Coaches appear in various forms, such as professional, life, relationship, and sports team coaches. All coach types share the same criteria. The focus of the coach is in specific performance – for example, an organizational coach is usually responsible for increasing or improving performance in a given area. The agenda for a coach, then, is usually fairly specific – improve batting average, increase sales, etc. A coach usually arrives in the relationship selected by someone other than the “coachee” – in other words, the relationship is not self-selected. Coaches also influence through their position, such as in the sports world. But what is the expected return for a coach? As we’ve already discussed, a coach is looking for performance and possibly teamwork. Finally, a coach’s scope is usually task-related.
Mentors vary slightly from the coach. A mentor’s focus, unlike a coach, is typically on the individual and not on a specific task or performance. A mentor also takes a more general role to the individual, that is, there is usually a less-specific agenda. Many mentor relationships are self-selected – keep in mind that a coach is usually assigned to a person or a team, whereas mentor relationships usually spring from mutual interests, work styles, and histories. A mentor’s influence usually comes from the perceived value of the relationship as opposed to position. The person choosing the mentor also chooses to take the role of “mentee” because of the expected return. So what is the expected return of a mentor? Many times the return could be as simple as affirmation or learning. Simply having a mentor will not guarantee that a person can advance in an organization and may not even be recognized as an “official” relationship, like a coach. The mentor’s scope is more than likely a general one – for example, if a person chooses a mentor in his or her profession, the mentor will likely cover many facets of that profession, including knowledge, preparation, networking, and technical function.

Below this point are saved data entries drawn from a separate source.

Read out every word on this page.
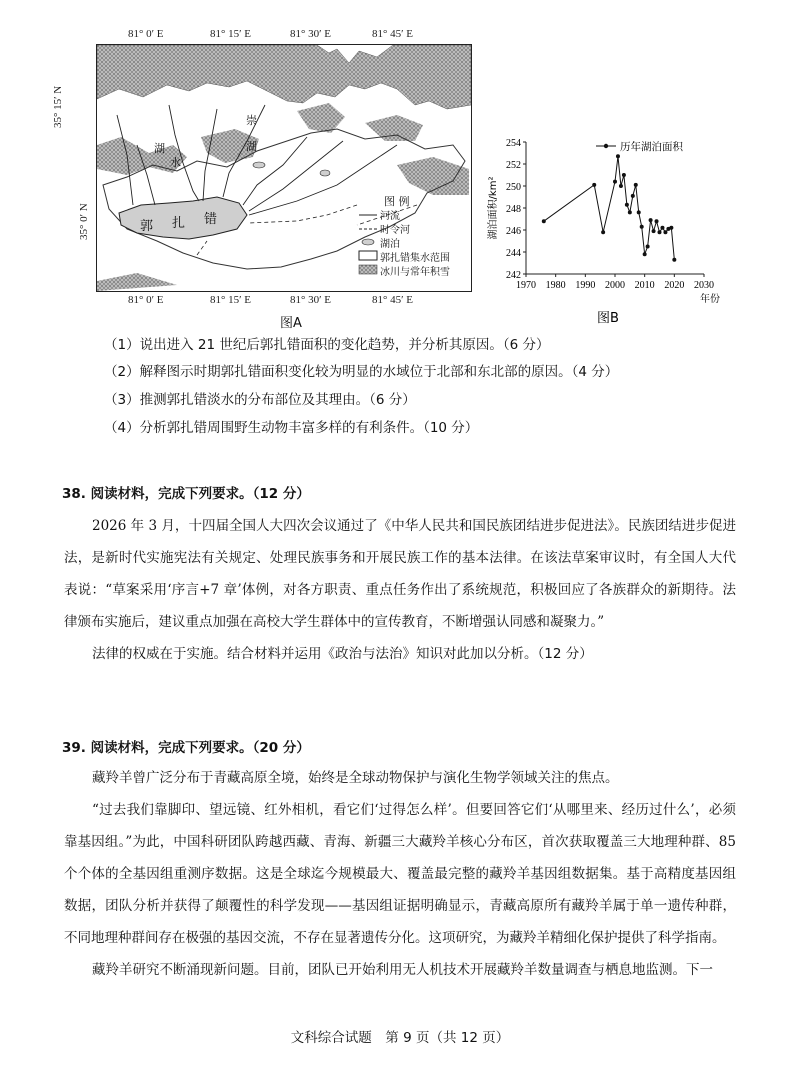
81° 0′ E	81° 15′ E	81° 30′ E	81° 45′ E
35° 15′ N
35° 0′ N	郭 扎 错
湖
水
崇
湖
图 例
河流
时令河
湖泊
郭扎错集水范围
冰川与常年积雪
81° 0′ E	81° 15′ E	81° 30′ E	81° 45′ E
图A
1970 1980 1990 2000 2010 2020 2030
242
244
246
248
250
252
254
湖泊面积/km²
年份
历年湖泊面积
图B
（1）说出进入 21 世纪后郭扎错面积的变化趋势，并分析其原因。（6 分）
（2）解释图示时期郭扎错面积变化较为明显的水域位于北部和东北部的原因。（4 分）
（3）推测郭扎错淡水的分布部位及其理由。（6 分）
（4）分析郭扎错周围野生动物丰富多样的有利条件。（10 分）
38. 阅读材料，完成下列要求。（12 分）

2026 年 3 月，十四届全国人大四次会议通过了《中华人民共和国民族团结进步促进法》。民族团结进步促进法，是新时代实施宪法有关规定、处理民族事务和开展民族工作的基本法律。在该法草案审议时，有全国人大代表说：“草案采用‘序言+7 章’体例，对各方职责、重点任务作出了系统规范，积极回应了各族群众的新期待。法律颁布实施后，建议重点加强在高校大学生群体中的宣传教育，不断增强认同感和凝聚力。”

法律的权威在于实施。结合材料并运用《政治与法治》知识对此加以分析。（12 分）

39. 阅读材料，完成下列要求。（20 分）

藏羚羊曾广泛分布于青藏高原全境，始终是全球动物保护与演化生物学领域关注的焦点。

“过去我们靠脚印、望远镜、红外相机，看它们‘过得怎么样’。但要回答它们‘从哪里来、经历过什么’，必须靠基因组。”为此，中国科研团队跨越西藏、青海、新疆三大藏羚羊核心分布区，首次获取覆盖三大地理种群、85 个个体的全基因组重测序数据。这是全球迄今规模最大、覆盖最完整的藏羚羊基因组数据集。基于高精度基因组数据，团队分析并获得了颠覆性的科学发现——基因组证据明确显示，青藏高原所有藏羚羊属于单一遗传种群，不同地理种群间存在极强的基因交流，不存在显著遗传分化。这项研究，为藏羚羊精细化保护提供了科学指南。

藏羚羊研究不断涌现新问题。目前，团队已开始利用无人机技术开展藏羚羊数量调查与栖息地监测。下一

文科综合试题　第 9 页（共 12 页）
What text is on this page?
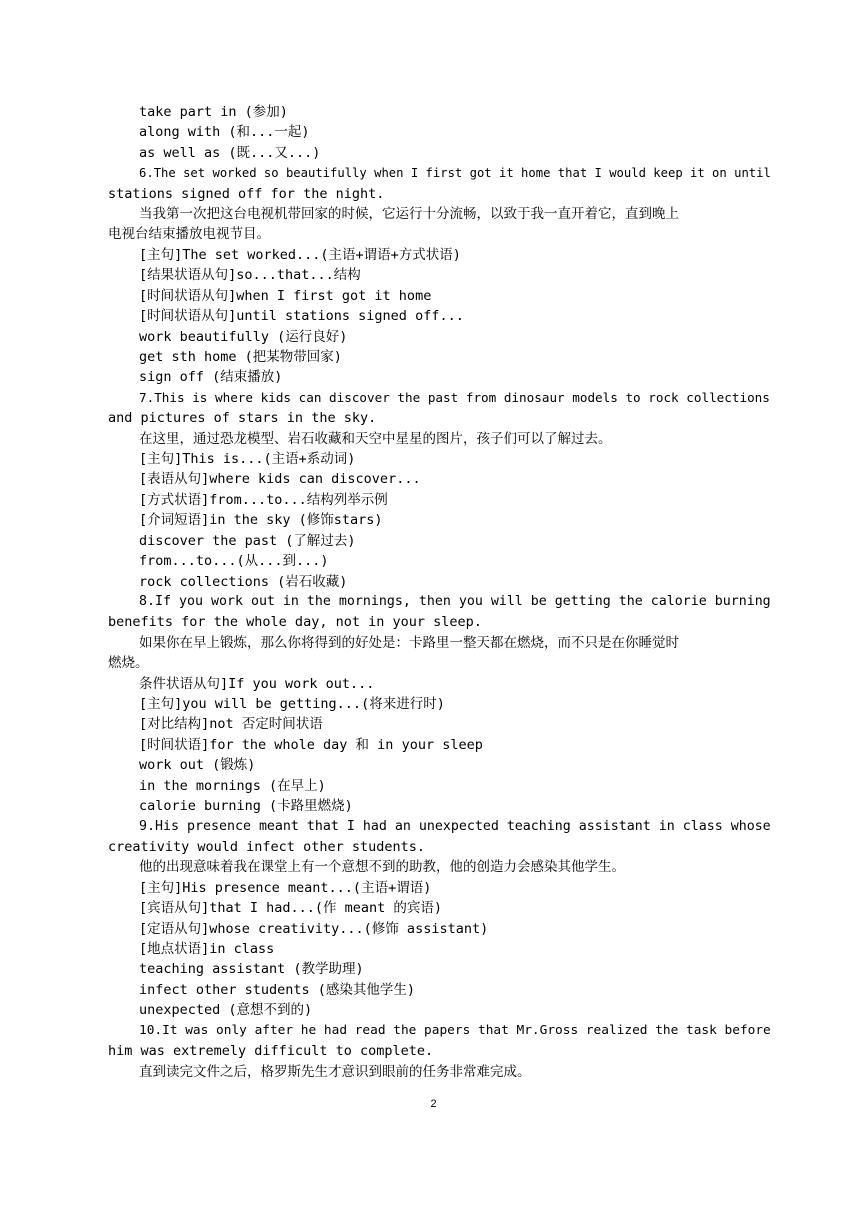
take part in (参加)
along with (和...一起)
as well as (既...又...)
6.The set worked so beautifully when I first got it home that I would keep it on until
stations signed off for the night.
当我第一次把这台电视机带回家的时候，它运行十分流畅，以致于我一直开着它，直到晚上
电视台结束播放电视节目。
[主句]The set worked...(主语+谓语+方式状语)
[结果状语从句]so...that...结构
[时间状语从句]when I first got it home
[时间状语从句]until stations signed off...
work beautifully (运行良好)
get sth home (把某物带回家)
sign off (结束播放)
7.This is where kids can discover the past from dinosaur models to rock collections
and pictures of stars in the sky.
在这里，通过恐龙模型、岩石收藏和天空中星星的图片，孩子们可以了解过去。
[主句]This is...(主语+系动词)
[表语从句]where kids can discover...
[方式状语]from...to...结构列举示例
[介词短语]in the sky (修饰stars)
discover the past (了解过去)
from...to...(从...到...)
rock collections (岩石收藏)
8.If you work out in the mornings, then you will be getting the calorie burning
benefits for the whole day, not in your sleep.
如果你在早上锻炼，那么你将得到的好处是：卡路里一整天都在燃烧，而不只是在你睡觉时
燃烧。
条件状语从句]If you work out...
[主句]you will be getting...(将来进行时)
[对比结构]not 否定时间状语
[时间状语]for the whole day 和 in your sleep
work out (锻炼)
in the mornings (在早上)
calorie burning (卡路里燃烧)
9.His presence meant that I had an unexpected teaching assistant in class whose
creativity would infect other students.
他的出现意味着我在课堂上有一个意想不到的助教，他的创造力会感染其他学生。
[主句]His presence meant...(主语+谓语)
[宾语从句]that I had...(作 meant 的宾语)
[定语从句]whose creativity...(修饰 assistant)
[地点状语]in class
teaching assistant (教学助理)
infect other students (感染其他学生)
unexpected (意想不到的)
10.It was only after he had read the papers that Mr.Gross realized the task before
him was extremely difficult to complete.
直到读完文件之后，格罗斯先生才意识到眼前的任务非常难完成。
2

A consultant may take the form of mentors and coaches, but the primary difference between a consultant and coaches and mentors is that a consultant is usually paid for the specific task at hand. The focus of a consultant is usually not a specific performance or individual but a complete process or concept, such as customer service. The consultant works on a specific agenda, as determined by the organization and the consultant. The relationship between consultant and client is usually self-selected by the client and based on cost, word of mouth, or area of expertise. On the other hand, the consultant can influence the client because of the perceived value he or she presents, as well as based on the record of past accomplishment. Because a consultant relationship is usually paid, the expected return typically has a link to a monetary value, such as higher efficiency or monetary savings. Also, whereas coaches and mentors tend to be general or task related in scope, a consultant’s scope is defined by the consultant and the organization or client.
There are obviously subtle similarities between coaches, mentors, and consultants. But when you look at the specific criteria of the relationship, you can see that the differences should keep us from interchanging terms.